In a Facebook post, Zingales explained the motivations behind his decision to invite Bannon to campus. Zingales explained that although he doesn’t agree with Bannon’s worldview, he believes that engaging with him could be an effective way to understand some of the emerging issues facing America and the rest of the world.

As a university our primary mission is to form new citizens of the world. As a business school our primary mission is to form new business leaders of the world. I can hardly think of a more important issue for new citizens and business leaders of the world than the backlash against globalization and immigration that is taking place not just in America, but in all the Western World. At the University of Chicago, we have some of the best economic minds of the planet. It is our civic duty to engage them in finding the causes of this backlash and in trying to address them. Whether you agree with him or not (and I personally do not), Mr. Bannon has come to interpret and represent this backlash in America. For this reason, I invited Mr. Bannon to a debate on these issues with our faculty. I firmly believe that the current problems in America cannot be solved by demonizing who think differently, but by addressing the causes of their dissatisfaction. Hate cannot be defeated by hate, but only by reason.
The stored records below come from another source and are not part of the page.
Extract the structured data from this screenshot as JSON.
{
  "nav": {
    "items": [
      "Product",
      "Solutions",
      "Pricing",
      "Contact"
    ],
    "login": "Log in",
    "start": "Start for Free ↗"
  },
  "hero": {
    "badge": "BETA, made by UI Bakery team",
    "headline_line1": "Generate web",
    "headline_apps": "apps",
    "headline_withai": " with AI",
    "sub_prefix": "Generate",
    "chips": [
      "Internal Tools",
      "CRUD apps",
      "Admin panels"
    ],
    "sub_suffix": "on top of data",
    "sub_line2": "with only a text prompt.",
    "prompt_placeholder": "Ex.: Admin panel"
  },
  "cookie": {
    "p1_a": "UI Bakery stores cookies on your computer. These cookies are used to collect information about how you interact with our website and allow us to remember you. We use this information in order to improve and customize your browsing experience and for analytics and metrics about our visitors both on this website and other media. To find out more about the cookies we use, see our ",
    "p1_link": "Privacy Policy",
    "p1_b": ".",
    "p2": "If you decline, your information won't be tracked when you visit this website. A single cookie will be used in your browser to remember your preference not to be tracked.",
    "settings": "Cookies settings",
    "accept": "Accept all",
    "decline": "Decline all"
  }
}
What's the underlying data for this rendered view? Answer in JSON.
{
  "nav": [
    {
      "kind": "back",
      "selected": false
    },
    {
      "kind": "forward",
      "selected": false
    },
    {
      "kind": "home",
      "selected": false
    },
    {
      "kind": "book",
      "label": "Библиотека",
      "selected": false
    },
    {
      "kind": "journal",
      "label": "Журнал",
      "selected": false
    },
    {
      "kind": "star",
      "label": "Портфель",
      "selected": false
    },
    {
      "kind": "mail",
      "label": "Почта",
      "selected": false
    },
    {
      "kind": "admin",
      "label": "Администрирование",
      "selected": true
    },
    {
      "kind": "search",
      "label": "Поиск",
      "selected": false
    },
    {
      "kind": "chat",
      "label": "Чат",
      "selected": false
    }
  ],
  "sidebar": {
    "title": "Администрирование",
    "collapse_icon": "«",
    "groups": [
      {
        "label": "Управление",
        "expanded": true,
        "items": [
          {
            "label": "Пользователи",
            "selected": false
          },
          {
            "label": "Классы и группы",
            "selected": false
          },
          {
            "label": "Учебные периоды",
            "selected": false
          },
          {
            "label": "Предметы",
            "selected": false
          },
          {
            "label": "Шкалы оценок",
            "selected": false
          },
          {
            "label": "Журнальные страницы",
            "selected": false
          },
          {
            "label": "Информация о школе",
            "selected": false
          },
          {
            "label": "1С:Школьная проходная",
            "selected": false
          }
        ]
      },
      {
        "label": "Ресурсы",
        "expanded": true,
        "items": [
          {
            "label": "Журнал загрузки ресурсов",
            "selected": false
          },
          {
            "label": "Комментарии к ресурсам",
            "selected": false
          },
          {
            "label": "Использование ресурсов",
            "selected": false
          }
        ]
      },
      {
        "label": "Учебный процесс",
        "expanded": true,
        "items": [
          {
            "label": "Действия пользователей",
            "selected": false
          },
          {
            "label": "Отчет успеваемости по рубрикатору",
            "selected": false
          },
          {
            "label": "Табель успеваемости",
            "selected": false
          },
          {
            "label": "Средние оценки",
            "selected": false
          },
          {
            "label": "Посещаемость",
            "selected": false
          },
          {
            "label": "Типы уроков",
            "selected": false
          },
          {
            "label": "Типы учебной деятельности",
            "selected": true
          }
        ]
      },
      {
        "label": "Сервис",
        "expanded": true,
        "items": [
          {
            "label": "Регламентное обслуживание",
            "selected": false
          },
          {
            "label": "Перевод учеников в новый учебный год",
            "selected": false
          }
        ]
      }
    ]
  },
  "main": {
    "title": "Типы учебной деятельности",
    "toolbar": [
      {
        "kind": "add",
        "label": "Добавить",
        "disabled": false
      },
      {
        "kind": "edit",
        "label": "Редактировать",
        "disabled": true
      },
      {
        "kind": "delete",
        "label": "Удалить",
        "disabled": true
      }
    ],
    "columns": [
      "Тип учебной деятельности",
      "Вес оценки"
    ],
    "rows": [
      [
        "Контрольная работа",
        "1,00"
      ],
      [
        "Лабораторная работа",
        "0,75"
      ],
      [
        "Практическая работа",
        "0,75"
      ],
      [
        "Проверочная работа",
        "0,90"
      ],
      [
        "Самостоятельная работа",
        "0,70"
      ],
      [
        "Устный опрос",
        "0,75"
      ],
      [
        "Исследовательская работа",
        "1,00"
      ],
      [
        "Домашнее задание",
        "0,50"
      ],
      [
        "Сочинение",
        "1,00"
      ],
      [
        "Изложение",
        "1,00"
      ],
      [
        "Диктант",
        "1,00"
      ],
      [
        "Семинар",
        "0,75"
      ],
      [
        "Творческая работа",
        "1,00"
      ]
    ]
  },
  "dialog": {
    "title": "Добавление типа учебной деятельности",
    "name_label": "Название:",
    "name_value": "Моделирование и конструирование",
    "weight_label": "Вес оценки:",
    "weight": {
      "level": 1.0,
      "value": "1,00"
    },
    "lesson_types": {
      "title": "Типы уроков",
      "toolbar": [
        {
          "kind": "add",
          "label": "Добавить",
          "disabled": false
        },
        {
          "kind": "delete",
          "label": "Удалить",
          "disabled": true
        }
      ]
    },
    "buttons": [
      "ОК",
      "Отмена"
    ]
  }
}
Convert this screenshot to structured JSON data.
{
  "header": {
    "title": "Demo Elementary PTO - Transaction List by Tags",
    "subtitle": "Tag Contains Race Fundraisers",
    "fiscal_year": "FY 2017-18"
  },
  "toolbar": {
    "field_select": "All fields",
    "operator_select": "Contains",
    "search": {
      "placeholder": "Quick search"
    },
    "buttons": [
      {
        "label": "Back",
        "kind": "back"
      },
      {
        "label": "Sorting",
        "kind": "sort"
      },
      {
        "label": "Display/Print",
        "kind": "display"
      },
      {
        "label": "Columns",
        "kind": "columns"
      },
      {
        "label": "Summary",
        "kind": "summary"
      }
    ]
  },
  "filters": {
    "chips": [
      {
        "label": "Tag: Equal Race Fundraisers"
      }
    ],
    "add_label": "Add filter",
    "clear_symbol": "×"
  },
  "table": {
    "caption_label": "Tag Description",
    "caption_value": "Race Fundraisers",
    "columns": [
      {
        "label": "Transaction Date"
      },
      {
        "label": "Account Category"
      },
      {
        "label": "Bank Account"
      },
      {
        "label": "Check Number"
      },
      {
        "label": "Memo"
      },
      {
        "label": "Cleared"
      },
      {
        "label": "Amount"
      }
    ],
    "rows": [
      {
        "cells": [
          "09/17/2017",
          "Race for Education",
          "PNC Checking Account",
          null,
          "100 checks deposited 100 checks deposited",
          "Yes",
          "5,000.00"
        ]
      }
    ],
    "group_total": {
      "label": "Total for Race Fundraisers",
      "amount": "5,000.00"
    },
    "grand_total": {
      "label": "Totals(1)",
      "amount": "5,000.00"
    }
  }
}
Last week, students held a protest, demanding that administrators shut down the event. 

The University of Chicago released a statement last week affirming the importance of academic freedom.

The University of Chicago is deeply committed to upholding the values of academic freedom, the free expression of ideas, and the ability of faculty and students to invite the speakers of their choice.

Any recognized student group, faculty group, University department or individual faculty member can invite a speaker to campus. We recognize that there will be debate and disagreement over this event; as part of our commitment to free expression, the University supports the ability of protesters and invited speakers to express a wide range of views.

The university has consistently supported free speech rights. In the fall of 2017, incoming freshmen received a letter from Dean Jay Ellison on the topic. In the letter, Dean Ellison stated, “At the University of Chicago, we insist that all faculty and students are free to debate, disagree, and argue, without fear of being silenced.”